It’s an annual ritual. A manager gets together with each of his or her employees, gives them cogent advice on how to improve their performance, and the grateful employees walk away astounded by the boss’s astute insight.

The problem is, most managers suck at employee reviews.

Research from CEB, a business advisory company, found that two-thirds of employees who received the highest scores in a typical performance management system were not actually the organization’s highest performers. Moreover, conventional reviews only generate a 3- to 5-percent improvement in employee performance. Even HR folks believe there’s lots of room for improvement—just 23 percent—said they were satisfied with their organizations’ performance evaluations, down from 50 percent a decade ago. In fact, 30 percent of performance reviews actually end up decreasing employee performance, research shows.
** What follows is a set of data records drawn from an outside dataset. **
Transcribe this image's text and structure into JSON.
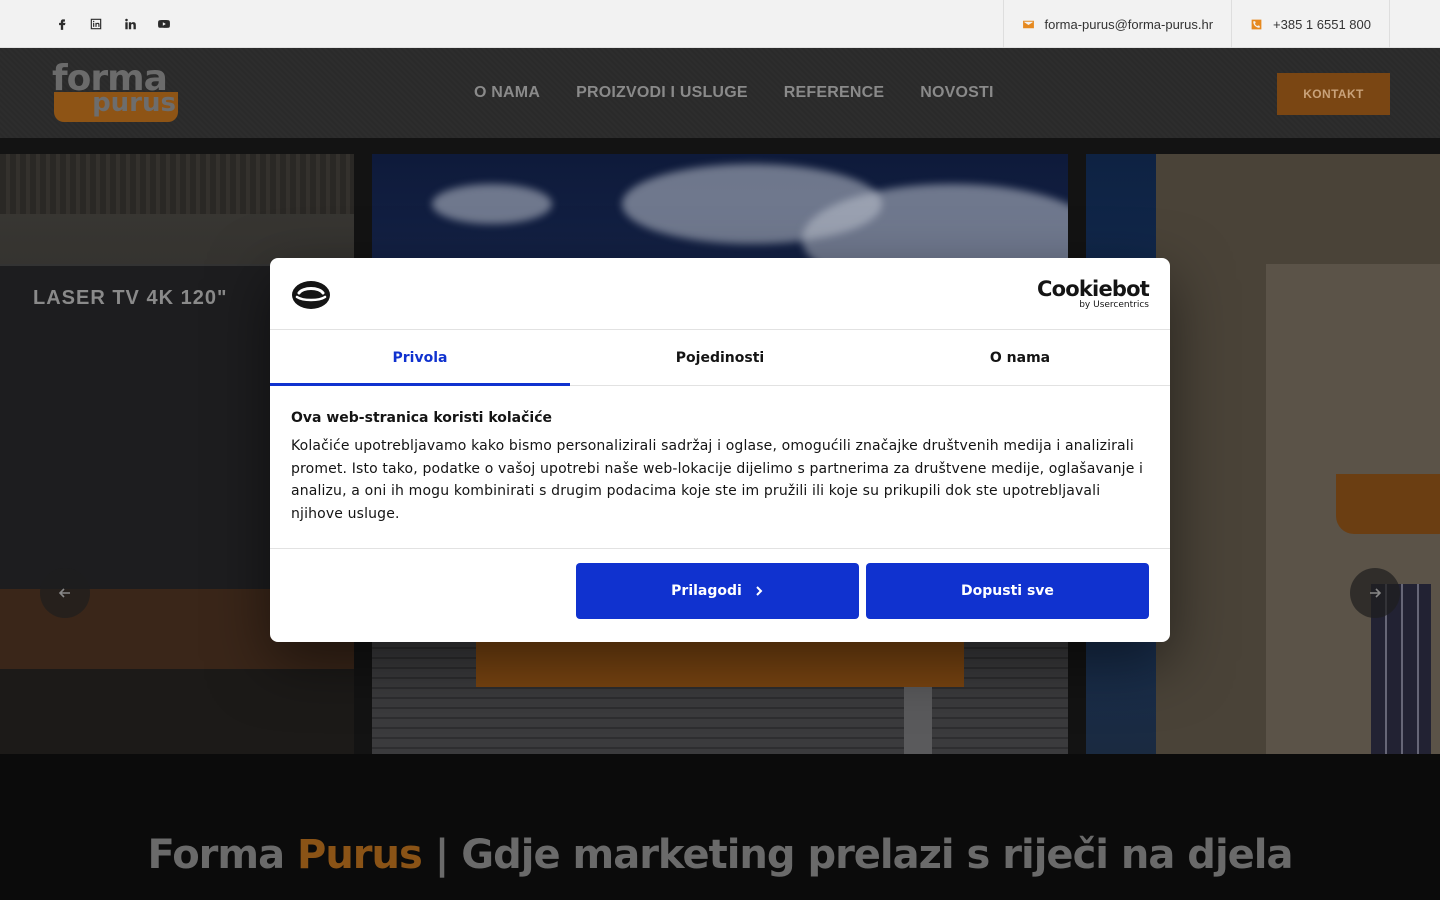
{
  "topbar": {
    "email": "forma-purus@forma-purus.hr",
    "phone": "+385 1 6551 800",
    "social_icons": [
      "facebook-icon",
      "linkedin-square-icon",
      "linkedin-icon",
      "youtube-icon"
    ]
  },
  "header": {
    "logo_word1": "forma",
    "logo_word2": "purus",
    "nav": [
      "O NAMA",
      "PROIZVODI I USLUGE",
      "REFERENCE",
      "NOVOSTI"
    ],
    "cta": "KONTAKT"
  },
  "slider": {
    "left_slide_text": "LASER TV 4K  120\""
  },
  "headline": {
    "part1": "Forma ",
    "accent": "Purus",
    "part2": " | Gdje marketing prelazi s riječi na djela"
  },
  "cookie_dialog": {
    "brand": "Cookiebot",
    "brand_sub": "by Usercentrics",
    "tabs": [
      "Privola",
      "Pojedinosti",
      "O nama"
    ],
    "active_tab": "Privola",
    "title": "Ova web-stranica koristi kolačiće",
    "body": "Kolačiće upotrebljavamo kako bismo personalizirali sadržaj i oglase, omogućili značajke društvenih medija i analizirali promet. Isto tako, podatke o vašoj upotrebi naše web-lokacije dijelimo s partnerima za društvene medije, oglašavanje i analizu, a oni ih mogu kombinirati s drugim podacima koje ste im pružili ili koje su prikupili dok ste upotrebljavali njihove usluge.",
    "btn_customize": "Prilagodi",
    "btn_allow": "Dopusti sve"
  },
  "colors": {
    "accent_orange": "#e6891f",
    "dialog_blue": "#1032cf"
  }
}
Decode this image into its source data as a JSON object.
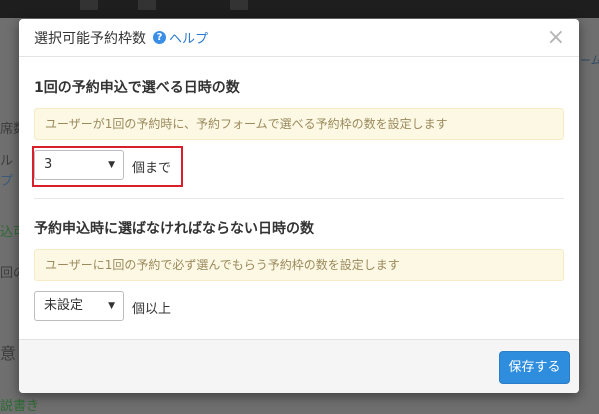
{
  "background": {
    "fragments": [
      "席数",
      "ル",
      "プ",
      "込可",
      "回の",
      "意",
      "説書き"
    ],
    "right_fragment": "ーム"
  },
  "modal": {
    "title": "選択可能予約枠数",
    "help_label": "ヘルプ",
    "help_icon_glyph": "?",
    "close_glyph": "×",
    "section1": {
      "title": "1回の予約申込で選べる日時の数",
      "info": "ユーザーが1回の予約時に、予約フォームで選べる予約枠の数を設定します",
      "select_value": "3",
      "unit": "個まで"
    },
    "section2": {
      "title": "予約申込時に選ばなければならない日時の数",
      "info": "ユーザーに1回の予約で必ず選んでもらう予約枠の数を設定します",
      "select_value": "未設定",
      "unit": "個以上"
    },
    "save_label": "保存する"
  },
  "colors": {
    "accent": "#2f8ddd",
    "highlight": "#d9202a",
    "info_bg": "#fcf8e3"
  }
}
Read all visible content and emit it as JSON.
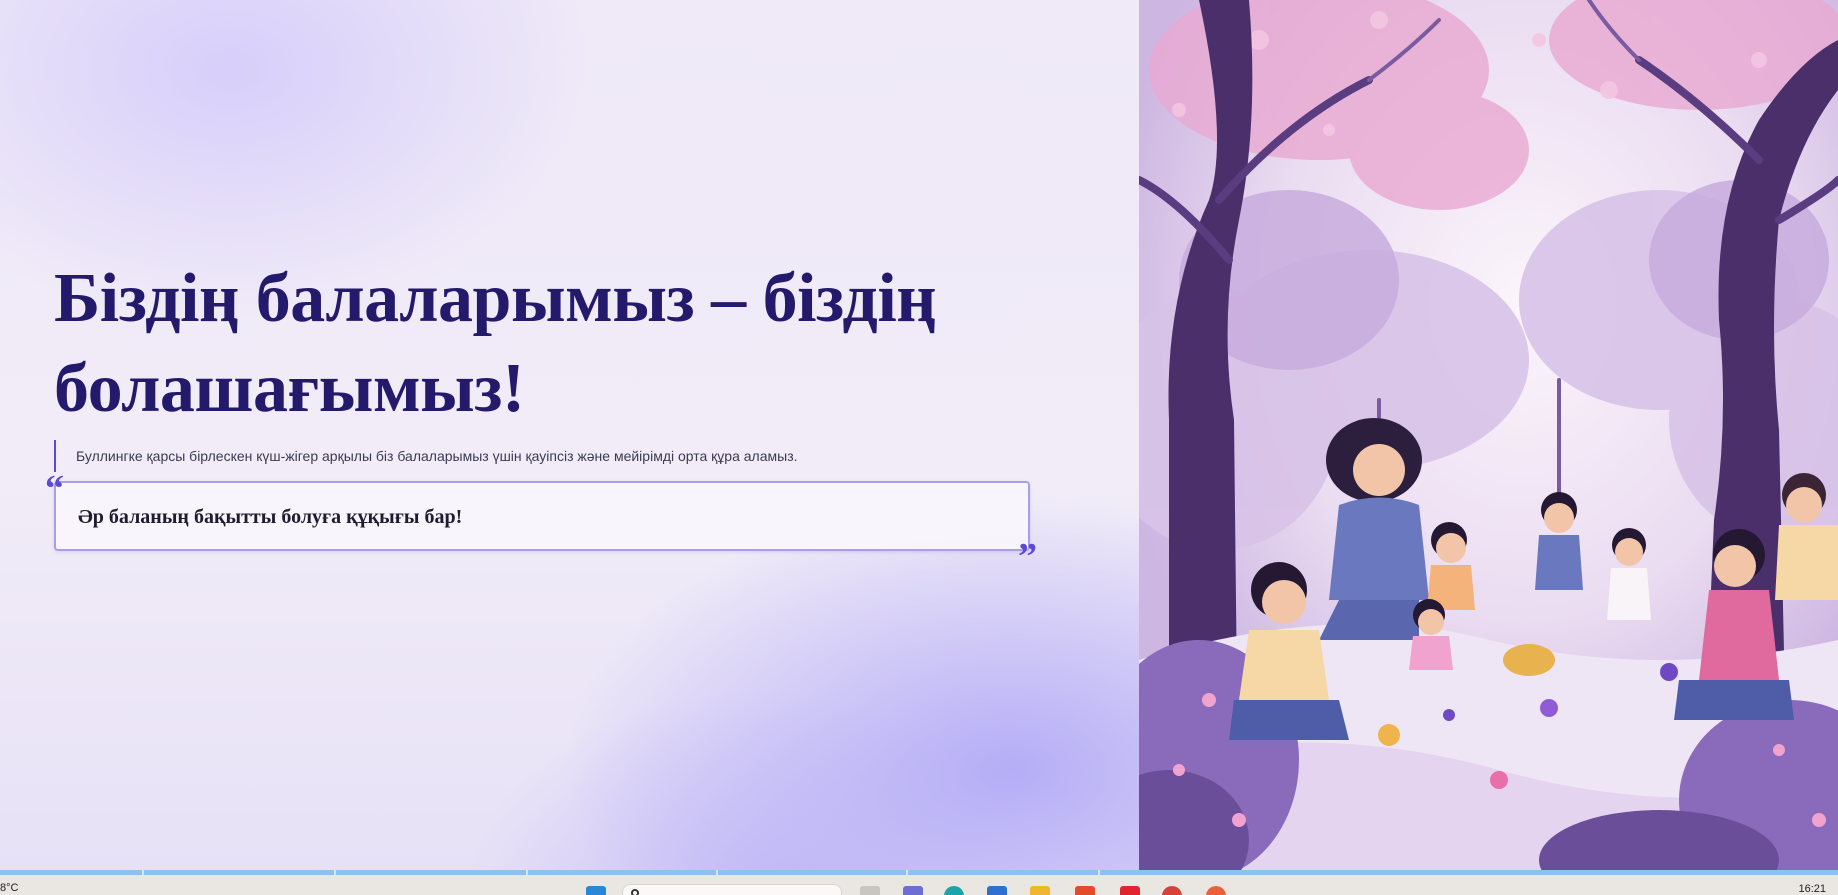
{
  "slide": {
    "headline": "Біздің балаларымыз – біздің болашағымыз!",
    "subtitle": "Буллингке қарсы бірлескен күш-жігер арқылы біз балаларымыз үшін қауіпсіз және мейірімді орта құра аламыз.",
    "quote": "Әр баланың бақытты болуға құқығы бар!",
    "quote_open_mark": "“",
    "quote_close_mark": "”",
    "colors": {
      "headline": "#241a6b",
      "accent": "#5a4ad4",
      "quote_border": "#a99fe6"
    }
  },
  "taskbar": {
    "weather": "8°C",
    "time": "16:21",
    "icons": [
      "windows-start-icon",
      "search-icon",
      "task-view-icon",
      "teams-icon",
      "edge-icon",
      "mail-icon",
      "file-explorer-icon",
      "office-icon",
      "youtube-icon",
      "chrome-icon",
      "browser-icon"
    ]
  }
}
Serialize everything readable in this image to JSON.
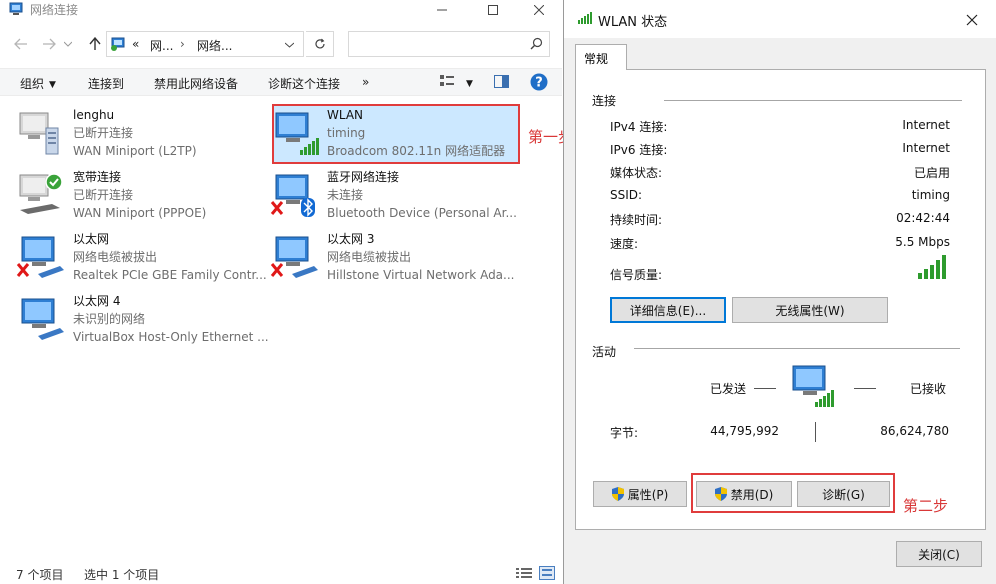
{
  "explorer": {
    "title": "网络连接",
    "breadcrumb": {
      "overflow": "«",
      "part1": "网...",
      "part2": "网络..."
    },
    "search_placeholder": "",
    "commands": [
      "组织",
      "连接到",
      "禁用此网络设备",
      "诊断这个连接",
      "»"
    ],
    "items": [
      {
        "name": "lenghu",
        "status": "已断开连接",
        "device": "WAN Miniport (L2TP)"
      },
      {
        "name": "WLAN",
        "status": "timing",
        "device": "Broadcom 802.11n 网络适配器"
      },
      {
        "name": "宽带连接",
        "status": "已断开连接",
        "device": "WAN Miniport (PPPOE)"
      },
      {
        "name": "蓝牙网络连接",
        "status": "未连接",
        "device": "Bluetooth Device (Personal Ar..."
      },
      {
        "name": "以太网",
        "status": "网络电缆被拔出",
        "device": "Realtek PCIe GBE Family Contr..."
      },
      {
        "name": "以太网 3",
        "status": "网络电缆被拔出",
        "device": "Hillstone Virtual Network Ada..."
      },
      {
        "name": "以太网 4",
        "status": "未识别的网络",
        "device": "VirtualBox Host-Only Ethernet ..."
      }
    ],
    "step1_label": "第一步",
    "status_count": "7 个项目",
    "status_selected": "选中 1 个项目"
  },
  "dialog": {
    "title": "WLAN 状态",
    "tab": "常规",
    "connection_section": "连接",
    "fields": [
      {
        "label": "IPv4 连接:",
        "value": "Internet"
      },
      {
        "label": "IPv6 连接:",
        "value": "Internet"
      },
      {
        "label": "媒体状态:",
        "value": "已启用"
      },
      {
        "label": "SSID:",
        "value": "timing"
      },
      {
        "label": "持续时间:",
        "value": "02:42:44"
      },
      {
        "label": "速度:",
        "value": "5.5 Mbps"
      }
    ],
    "signal_label": "信号质量:",
    "details_button": "详细信息(E)...",
    "wireless_props_button": "无线属性(W)",
    "activity_section": "活动",
    "sent_label": "已发送",
    "received_label": "已接收",
    "bytes_label": "字节:",
    "bytes_sent": "44,795,992",
    "bytes_received": "86,624,780",
    "properties_button": "属性(P)",
    "disable_button": "禁用(D)",
    "diagnose_button": "诊断(G)",
    "step2_label": "第二步",
    "close_button": "关闭(C)"
  },
  "colors": {
    "selection": "#cce8ff",
    "annotation_red": "#e03c3c",
    "signal_green": "#2e9b2e",
    "monitor_blue": "#2f7fd3"
  }
}
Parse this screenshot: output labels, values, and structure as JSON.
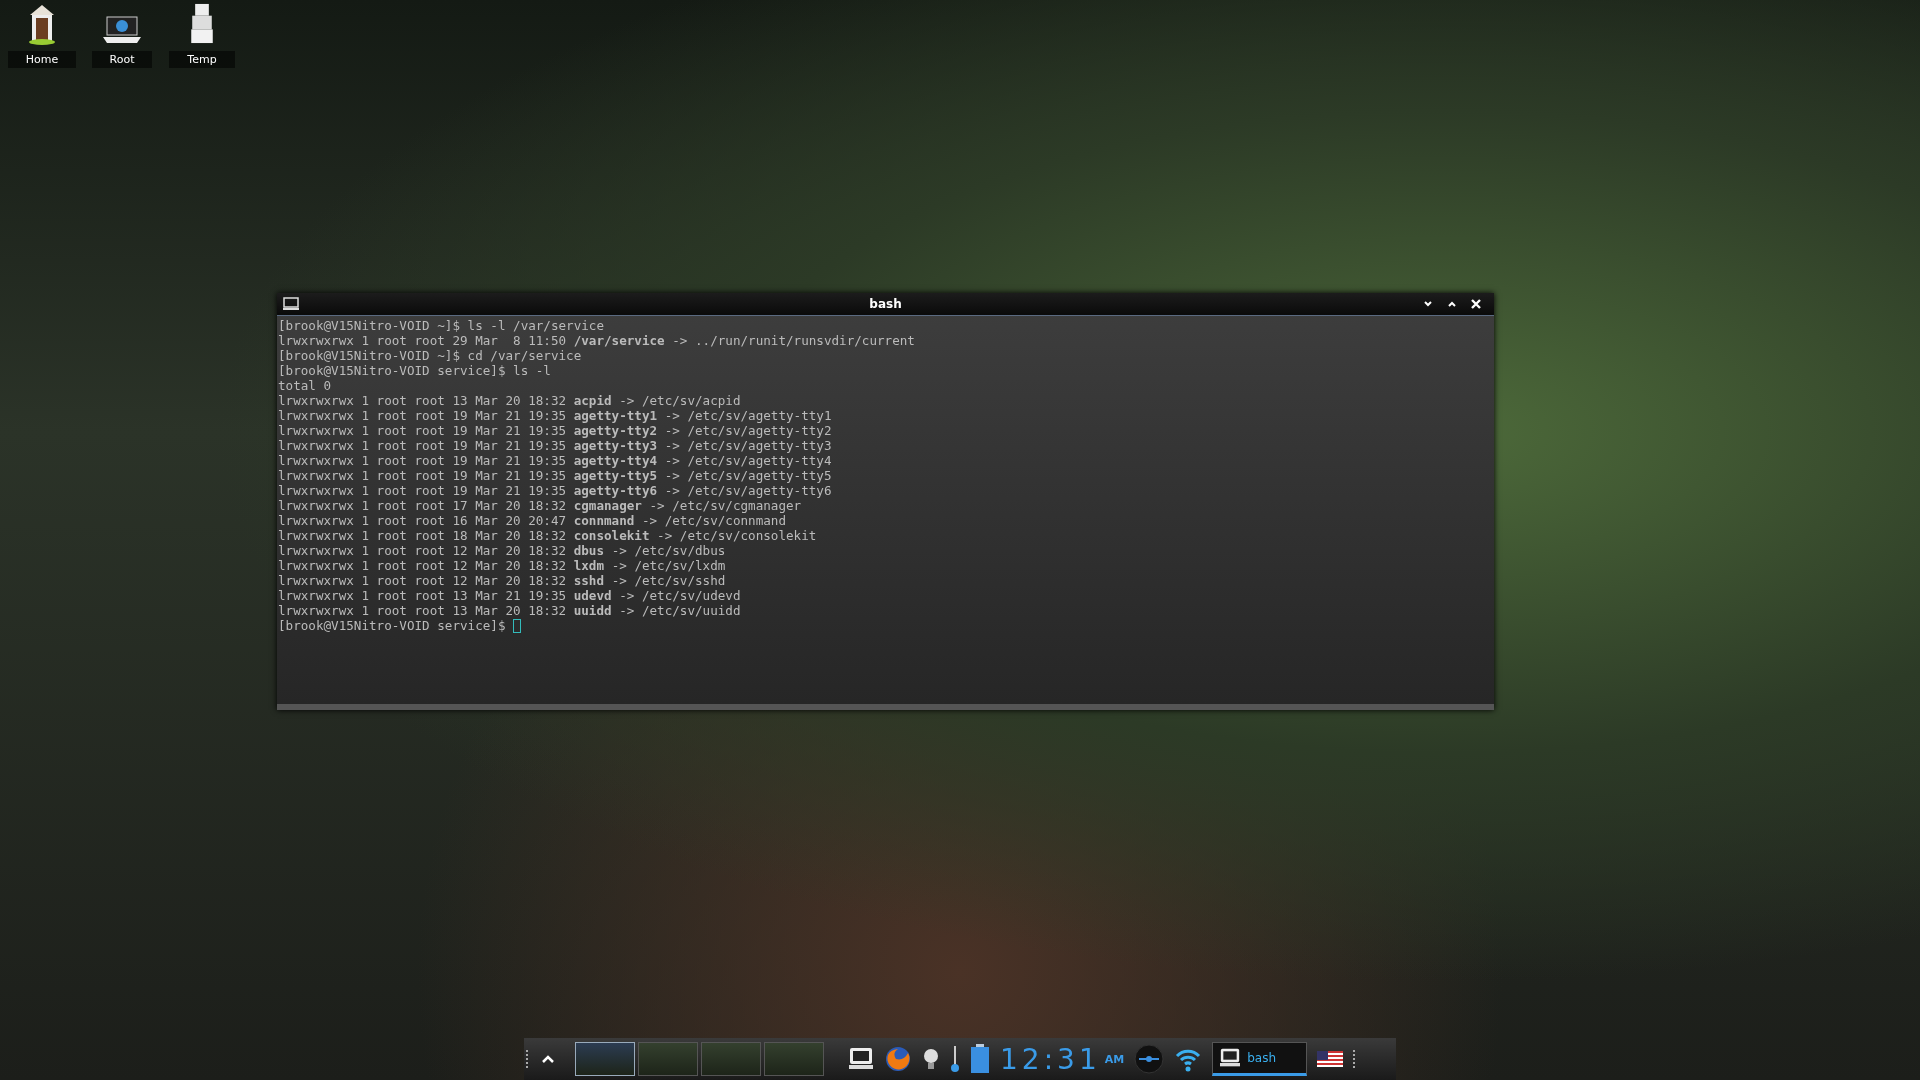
{
  "desktop_icons": [
    {
      "kind": "home",
      "label": "Home"
    },
    {
      "kind": "computer",
      "label": "Root"
    },
    {
      "kind": "files",
      "label": "Temp"
    }
  ],
  "window": {
    "title": "bash",
    "lines": [
      "[brook@V15Nitro-VOID ~]$ ls -l /var/service",
      "lrwxrwxrwx 1 root root 29 Mar  8 11:50 **/var/service** -> ../run/runit/runsvdir/current",
      "[brook@V15Nitro-VOID ~]$ cd /var/service",
      "[brook@V15Nitro-VOID service]$ ls -l",
      "total 0",
      "lrwxrwxrwx 1 root root 13 Mar 20 18:32 **acpid** -> /etc/sv/acpid",
      "lrwxrwxrwx 1 root root 19 Mar 21 19:35 **agetty-tty1** -> /etc/sv/agetty-tty1",
      "lrwxrwxrwx 1 root root 19 Mar 21 19:35 **agetty-tty2** -> /etc/sv/agetty-tty2",
      "lrwxrwxrwx 1 root root 19 Mar 21 19:35 **agetty-tty3** -> /etc/sv/agetty-tty3",
      "lrwxrwxrwx 1 root root 19 Mar 21 19:35 **agetty-tty4** -> /etc/sv/agetty-tty4",
      "lrwxrwxrwx 1 root root 19 Mar 21 19:35 **agetty-tty5** -> /etc/sv/agetty-tty5",
      "lrwxrwxrwx 1 root root 19 Mar 21 19:35 **agetty-tty6** -> /etc/sv/agetty-tty6",
      "lrwxrwxrwx 1 root root 17 Mar 20 18:32 **cgmanager** -> /etc/sv/cgmanager",
      "lrwxrwxrwx 1 root root 16 Mar 20 20:47 **connmand** -> /etc/sv/connmand",
      "lrwxrwxrwx 1 root root 18 Mar 20 18:32 **consolekit** -> /etc/sv/consolekit",
      "lrwxrwxrwx 1 root root 12 Mar 20 18:32 **dbus** -> /etc/sv/dbus",
      "lrwxrwxrwx 1 root root 12 Mar 20 18:32 **lxdm** -> /etc/sv/lxdm",
      "lrwxrwxrwx 1 root root 12 Mar 20 18:32 **sshd** -> /etc/sv/sshd",
      "lrwxrwxrwx 1 root root 13 Mar 21 19:35 **udevd** -> /etc/sv/udevd",
      "lrwxrwxrwx 1 root root 13 Mar 20 18:32 **uuidd** -> /etc/sv/uuidd"
    ],
    "prompt": "[brook@V15Nitro-VOID service]$"
  },
  "taskbar": {
    "workspaces": [
      {
        "selected": true
      },
      {
        "selected": false
      },
      {
        "selected": false
      },
      {
        "selected": false
      }
    ],
    "clock": {
      "time": "12:31",
      "period": "AM"
    },
    "tasks": [
      {
        "label": "bash",
        "selected": true
      }
    ]
  }
}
It may be that traditional evaluation methods are too stringent. The stack ranking, for instance, only allows managers to give excellent ratings to a small percentage of employees, and dictates that bad ratings are given to another percentage—a pool of people who typically are then laid off or leave. And this results in bad morale at a number of companies, most notably Microsoft.

For that reason, a number of companies are doing away with performance evaluations altogether, the Washington Post writes. “CEB found that a small but growing 3 percent of companies in 2012 had dropped traditional annual performance reviews, up from 1 percent in 2011.” Instead the companies are moving to more frequent evaluations that don’t rank people.

Can’t talk your company into just ditching performance reviews? Here are some ideas to help make the performance evaluations of your employees more productive.

  • Offer feedback more often. Don’t wait for the review to let employees know how they are doing. Nothing in the review should be a surprise, particularly negative things. Otherwise employees work all year assuming things are fine. Getting regular feedback, even if it’s negative, is easier to handle if they hear it more frequently, writes the Wall Street Journal.
  • Don’t feed them a sandwich. You may have learned that it’s a good idea to “sandwich” negative feedback between two pieces of positive feedback. But in business, that doesn’t work out well, experts say. In fact, it could lead employees to discount the positive feedback as insincere. “Effective leaders are transparent about the strategies they use when working with others,” writes Roger Schwartz, an organizational psychologist, leadership team consultant, and president and CEO of Roger Schwarz & Associates, in Harvard Business Review. “The sandwich approach is designed to influence others without telling them what you’re doing.”
  • That said, provide positive feedback. A good rule of thumb is five positive pieces of feedback for every one negative one, writes Kristi Hedges, a leadership coach, speaker and author, in Forbes.
  • Provide negative feedback. Highlighting how employees can improve is important, too, writes Harvard Business Review, because, believe it or not, your employees want it and expect it from you. “A significantly larger number (57%) preferred corrective feedback; only 43% preferred praise/recognition,” according to the publication. Moreover, “fully 72% said they thought their performance would improve if their managers would provide corrective feedback.”
  • But be careful. Even though people say they want negative feedback, they hate getting it, research finds. “What's meant to be a constructive and helpful discussion quickly gets lost once someone—even those who are sincerely interested in developing their talents and skills—hears critical feedback,” writes the Washington Post. “If negative feedback has the potential to discourage even the best performers and the most industrious employees, then managers need to be especially careful that what's intended as praise doesn't get misconstrued as criticism.”

We feel confident that, given this feedback, we’ll see marked improvement in your company’s employee evaluations next year.